One way to cope with time anxiety then is through prioritization and delegation. When you have too much work for the time available, drop those tasks that you don’t really need to do. We often say “yes” to work that really demands a “no,” and we often find ourselves struggling with tasks that don’t really move us forward. The build-up of time anxiety is an opportunity to take another look at what you’re doing and decide whether you’re the best person to do it. If you have enough work and someone else can perform your tasks better than you can, then passing them on will be good for everyone.
It’s also an opportunity though to decide whether what you have to do is really what you want to do. Dr.

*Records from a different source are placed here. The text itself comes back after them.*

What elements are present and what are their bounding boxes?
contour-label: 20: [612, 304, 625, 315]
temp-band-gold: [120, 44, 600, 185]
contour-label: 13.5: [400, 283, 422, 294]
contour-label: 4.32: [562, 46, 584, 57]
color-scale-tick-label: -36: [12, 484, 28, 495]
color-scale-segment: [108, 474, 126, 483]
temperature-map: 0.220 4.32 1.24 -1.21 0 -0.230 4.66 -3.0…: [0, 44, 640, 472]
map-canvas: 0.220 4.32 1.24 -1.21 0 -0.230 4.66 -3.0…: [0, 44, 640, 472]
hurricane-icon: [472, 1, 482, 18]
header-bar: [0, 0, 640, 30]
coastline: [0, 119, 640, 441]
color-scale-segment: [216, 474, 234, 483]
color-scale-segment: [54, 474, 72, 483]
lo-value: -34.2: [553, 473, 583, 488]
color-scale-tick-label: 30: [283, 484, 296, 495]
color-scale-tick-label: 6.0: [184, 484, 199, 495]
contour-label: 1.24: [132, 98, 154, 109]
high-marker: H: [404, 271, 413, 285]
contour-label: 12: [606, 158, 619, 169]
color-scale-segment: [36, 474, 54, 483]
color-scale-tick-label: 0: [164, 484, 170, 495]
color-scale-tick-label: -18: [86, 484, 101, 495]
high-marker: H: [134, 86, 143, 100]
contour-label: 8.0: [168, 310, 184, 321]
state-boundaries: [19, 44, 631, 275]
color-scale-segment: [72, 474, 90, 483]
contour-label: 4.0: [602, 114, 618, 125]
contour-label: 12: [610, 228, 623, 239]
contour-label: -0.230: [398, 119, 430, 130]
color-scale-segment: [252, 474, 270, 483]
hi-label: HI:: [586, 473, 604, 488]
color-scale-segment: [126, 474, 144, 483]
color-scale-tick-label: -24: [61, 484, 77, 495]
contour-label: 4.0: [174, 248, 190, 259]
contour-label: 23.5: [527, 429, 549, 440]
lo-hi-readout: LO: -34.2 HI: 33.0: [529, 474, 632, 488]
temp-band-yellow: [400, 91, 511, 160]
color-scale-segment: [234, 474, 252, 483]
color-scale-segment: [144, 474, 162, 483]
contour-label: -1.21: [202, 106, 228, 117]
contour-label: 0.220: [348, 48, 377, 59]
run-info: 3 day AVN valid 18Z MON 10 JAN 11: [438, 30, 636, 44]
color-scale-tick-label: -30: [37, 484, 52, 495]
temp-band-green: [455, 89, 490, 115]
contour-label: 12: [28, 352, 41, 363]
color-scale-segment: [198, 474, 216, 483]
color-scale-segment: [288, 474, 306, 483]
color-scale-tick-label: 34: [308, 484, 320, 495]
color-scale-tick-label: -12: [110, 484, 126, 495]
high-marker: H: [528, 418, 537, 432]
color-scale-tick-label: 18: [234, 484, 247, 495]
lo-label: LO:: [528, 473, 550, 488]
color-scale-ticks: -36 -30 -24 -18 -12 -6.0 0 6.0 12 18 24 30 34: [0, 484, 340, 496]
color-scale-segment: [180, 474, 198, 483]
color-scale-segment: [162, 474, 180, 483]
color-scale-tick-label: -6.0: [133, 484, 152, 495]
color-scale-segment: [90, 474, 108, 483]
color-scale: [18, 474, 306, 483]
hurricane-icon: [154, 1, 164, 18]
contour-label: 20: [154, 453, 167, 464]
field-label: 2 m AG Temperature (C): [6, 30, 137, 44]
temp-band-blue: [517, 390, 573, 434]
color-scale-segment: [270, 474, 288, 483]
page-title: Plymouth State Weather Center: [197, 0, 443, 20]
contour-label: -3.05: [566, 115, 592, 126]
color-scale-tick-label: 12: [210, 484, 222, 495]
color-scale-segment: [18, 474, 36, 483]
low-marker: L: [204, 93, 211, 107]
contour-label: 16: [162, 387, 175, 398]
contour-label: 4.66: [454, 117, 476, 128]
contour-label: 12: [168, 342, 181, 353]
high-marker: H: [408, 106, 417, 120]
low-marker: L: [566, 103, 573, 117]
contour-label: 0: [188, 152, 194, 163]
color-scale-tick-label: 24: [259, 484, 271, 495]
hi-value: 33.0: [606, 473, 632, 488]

Lickerman concluded by suggesting that people who suffer from time anxiety ask themselves if their real anxiety isn’t really about the meaning of their life and what they’re doing with it. “If it turns out you’re worried that what you’re doing isn’t meaningful enough, then figure out what is meaningful enough and start doing that.” And if you think your work is meaningful then understand that you still don’t need to do it all the time.
Anne-Laure Cunff went through a similar process, deciding eventually that marketing digital health products for Google wasn’t the best use of her time. She’s now an entrepreneur, running Ness Labs, which helps makers lead happier and healthier lives, and she’s studying neuroscience at King’s College, London.
Overcoming time anxiety, she says, is all about switching focus from outcomes to output. “While purpose in life is an important factor in the psychology of happiness, spending too much mental energy on finding it rather than doing things that make us happy can be anxiety-inducing. Define what “time well spent” means to you, and make space for these moments.”
Fulfilling activities could be as simple as painting with your child, cooking dinner with your partner, or going to the park with a good book. If it works for you, it’s a good use of your time.